La discussion à venir du volet "collectivités territoriales" du projet de loi de finances pour 2019, qui se présentait a priori comme un exercice facile pour le gouvernement, ne sera peut-être pas, en définitive, une promenade de santé.
Sur les dispositions du projet de budget pour 2019 concernant le secteur public local, "il n'y a aucune surprise, nous sommes exactement dans la mise en œuvre de ce qui a été indiqué", déclarait vendredi 28 octobre un proche du ministre de l'Intérieur devant quelques journalistes. Au total, les concours financiers de l'État aux collectivités territoriales seront en légère hausse et s'établiront à 48,2 milliards d'euros.
Ce projet de budget "prévoit un niveau qui n'avait jamais encore été atteint de moyens financiers orientés vers la solidarité en faveur des territoires ruraux et urbains fragiles", souligne-t-on aussi place Beauvau. L'augmentation, en 2019, de 190 millions d'euros au total des dotations de solidarité rurale et urbaine (+90 millions chacune) et des dotations de péréquation départementales (+10 millions), porte à 33% la part des concours financiers de l'État aux collectivités territoriales dédiés à la péréquation.

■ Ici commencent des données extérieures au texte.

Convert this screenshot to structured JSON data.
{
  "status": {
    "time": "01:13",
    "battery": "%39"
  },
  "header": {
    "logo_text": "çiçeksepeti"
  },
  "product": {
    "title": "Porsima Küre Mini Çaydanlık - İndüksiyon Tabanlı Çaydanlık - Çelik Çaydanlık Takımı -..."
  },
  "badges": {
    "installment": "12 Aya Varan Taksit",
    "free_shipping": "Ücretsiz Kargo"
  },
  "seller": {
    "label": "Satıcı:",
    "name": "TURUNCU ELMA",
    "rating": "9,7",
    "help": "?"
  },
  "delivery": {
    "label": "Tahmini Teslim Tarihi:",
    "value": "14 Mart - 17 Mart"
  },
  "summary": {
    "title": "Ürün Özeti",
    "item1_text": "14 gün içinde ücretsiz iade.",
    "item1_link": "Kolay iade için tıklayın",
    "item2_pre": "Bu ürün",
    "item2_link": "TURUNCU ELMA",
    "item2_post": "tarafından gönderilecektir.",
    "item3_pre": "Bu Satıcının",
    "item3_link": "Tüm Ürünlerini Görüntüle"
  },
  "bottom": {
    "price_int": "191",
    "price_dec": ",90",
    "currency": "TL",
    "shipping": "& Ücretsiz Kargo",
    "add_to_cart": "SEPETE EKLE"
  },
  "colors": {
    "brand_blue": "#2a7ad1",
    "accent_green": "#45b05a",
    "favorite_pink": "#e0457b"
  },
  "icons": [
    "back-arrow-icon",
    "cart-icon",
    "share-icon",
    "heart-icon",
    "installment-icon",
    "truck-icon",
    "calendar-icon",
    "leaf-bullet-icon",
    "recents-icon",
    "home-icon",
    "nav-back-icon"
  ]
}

Soutien à l'investissement départemental
Autre élément positif mis en avant par le ministère de l'Intérieur : le soutien de l'État en faveur de l'investissement du secteur communal, qui est maintenu à un niveau élevé (près de 1,8 milliard d'euros). On indique à ce sujet qu'il s'agit d'"une politique volontaire de soutien à l'investissement des collectivités et non d'une mesure d'accompagnement des collectivités dont on baisse par ailleurs les moyens", comme cela aurait été le cas sous le précédent quinquennat. Toutefois, les autorisations d'engagement de la dotation de soutien à l'investissement local (DSIL) sont prévues à la baisse (de 615 millions d'euros en 2018 à 570 millions d'euros l'an prochain). Le ministère explique la différence par la "fin de la montée en puissance des contrats de ruralité".

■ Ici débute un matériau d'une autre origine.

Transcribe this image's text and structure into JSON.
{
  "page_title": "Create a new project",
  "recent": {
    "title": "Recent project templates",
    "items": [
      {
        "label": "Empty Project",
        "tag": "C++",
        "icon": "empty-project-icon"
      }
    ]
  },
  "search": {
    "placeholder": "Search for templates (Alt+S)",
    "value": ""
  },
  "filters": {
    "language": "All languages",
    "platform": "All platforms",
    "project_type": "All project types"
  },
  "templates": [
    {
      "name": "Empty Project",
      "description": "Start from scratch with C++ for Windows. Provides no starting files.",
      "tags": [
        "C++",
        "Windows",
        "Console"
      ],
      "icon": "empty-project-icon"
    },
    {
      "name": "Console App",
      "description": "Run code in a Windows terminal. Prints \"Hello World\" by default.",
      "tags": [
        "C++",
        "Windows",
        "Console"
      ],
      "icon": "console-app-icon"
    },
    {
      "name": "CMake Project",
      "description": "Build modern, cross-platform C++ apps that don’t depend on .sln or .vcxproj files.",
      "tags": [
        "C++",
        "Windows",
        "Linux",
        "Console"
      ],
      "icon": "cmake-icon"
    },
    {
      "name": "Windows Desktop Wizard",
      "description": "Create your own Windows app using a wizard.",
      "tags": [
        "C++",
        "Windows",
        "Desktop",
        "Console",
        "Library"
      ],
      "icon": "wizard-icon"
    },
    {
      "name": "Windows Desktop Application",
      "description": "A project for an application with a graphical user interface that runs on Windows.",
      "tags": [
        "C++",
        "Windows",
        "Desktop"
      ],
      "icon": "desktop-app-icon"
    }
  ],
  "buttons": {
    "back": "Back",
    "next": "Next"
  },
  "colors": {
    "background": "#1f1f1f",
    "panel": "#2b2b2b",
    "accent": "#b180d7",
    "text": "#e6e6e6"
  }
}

Le gouvernement affiche également le soutien à l'investissement des départements comme l'une de ses priorités. L'article 81 du PLF 2019 réforme la dotation globale d'équipement (DGE) des départements en une dotation de soutien à l'investissement départemental. "Les plus petits départements n'ont pas recours à la DGE", explique l'entourage de Gérard Collomb. Ils sont insuffisamment "outillés administrativement" pour monter les dossiers, alors que l'opération est compliquée. Il en ressortirait "une disparité très forte dans l'accès à ce financement".

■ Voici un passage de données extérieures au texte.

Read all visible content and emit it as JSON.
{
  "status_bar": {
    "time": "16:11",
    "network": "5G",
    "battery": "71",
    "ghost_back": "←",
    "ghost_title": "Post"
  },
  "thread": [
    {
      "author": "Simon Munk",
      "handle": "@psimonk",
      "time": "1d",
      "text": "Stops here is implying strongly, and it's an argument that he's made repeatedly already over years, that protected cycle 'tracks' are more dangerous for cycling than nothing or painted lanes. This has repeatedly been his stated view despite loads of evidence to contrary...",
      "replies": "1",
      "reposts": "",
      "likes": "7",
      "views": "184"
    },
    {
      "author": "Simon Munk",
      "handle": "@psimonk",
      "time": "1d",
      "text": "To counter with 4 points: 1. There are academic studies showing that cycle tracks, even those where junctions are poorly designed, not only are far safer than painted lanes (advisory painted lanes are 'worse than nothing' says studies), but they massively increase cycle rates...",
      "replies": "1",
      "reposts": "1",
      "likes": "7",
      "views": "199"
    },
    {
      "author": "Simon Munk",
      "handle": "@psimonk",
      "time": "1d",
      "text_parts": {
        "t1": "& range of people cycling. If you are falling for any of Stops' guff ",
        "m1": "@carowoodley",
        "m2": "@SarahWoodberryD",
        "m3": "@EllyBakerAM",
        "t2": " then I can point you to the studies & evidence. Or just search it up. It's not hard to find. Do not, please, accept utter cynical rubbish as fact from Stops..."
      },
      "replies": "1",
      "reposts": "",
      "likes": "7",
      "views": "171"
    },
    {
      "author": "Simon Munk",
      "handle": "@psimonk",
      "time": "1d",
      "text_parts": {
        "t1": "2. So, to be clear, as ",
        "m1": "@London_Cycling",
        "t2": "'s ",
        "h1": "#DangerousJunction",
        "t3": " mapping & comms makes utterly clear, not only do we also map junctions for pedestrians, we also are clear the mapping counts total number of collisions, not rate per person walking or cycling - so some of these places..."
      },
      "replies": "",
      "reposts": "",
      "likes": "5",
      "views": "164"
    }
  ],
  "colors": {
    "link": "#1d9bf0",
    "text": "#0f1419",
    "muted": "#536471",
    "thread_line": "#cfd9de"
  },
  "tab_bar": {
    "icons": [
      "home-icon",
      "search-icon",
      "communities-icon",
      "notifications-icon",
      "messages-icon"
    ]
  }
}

La nouvelle dotation, dont le montant serait équivalent à celui de l'actuelle DGE (212 millions d'euros), sera attribuée de la même manière que la DSIL, c'est-à-dire selon "un modèle qui marche", assure-t-on place Beauvau. Dans son attribution, le préfet de région jouerait un rôle clé.
Certaines dotations sont en baisse, mais dans des proportions limitées
Autre bonne nouvelle pour les collectivités : les dotations qui d'ordinaire sont minorées pour financer certaines des mesures en faveur des collectivités territoriales (c'est-à-dire les variables d'ajustement) baissent cette année de seulement 144 millions d'euros, soit une réduction de 3,7% - contre une diminution de 323 millions d'euros dans la loi de finances pour 2018. "La compensation de l'exonération de cotisation foncière des entreprises (CFE) au profit des travailleurs indépendants, qui a été décidée dans la loi de finances pour 2018, ne pèsera pas sur les variables d'ajustement", indique le ministère. L'État prendra en charge son coût de 120 millions d'euros en 2019. "Les minorations des variables d'ajustement sont équilibrées entre les catégories de collectivités", souligne de son côté Bercy. Elles s'élèvent à 40 millions d'euros pour les régions et sont d'un même montant pour les départements. Pour les communes et les EPCI à fiscalité propre, la charge s'établit à 64 millions d'euros.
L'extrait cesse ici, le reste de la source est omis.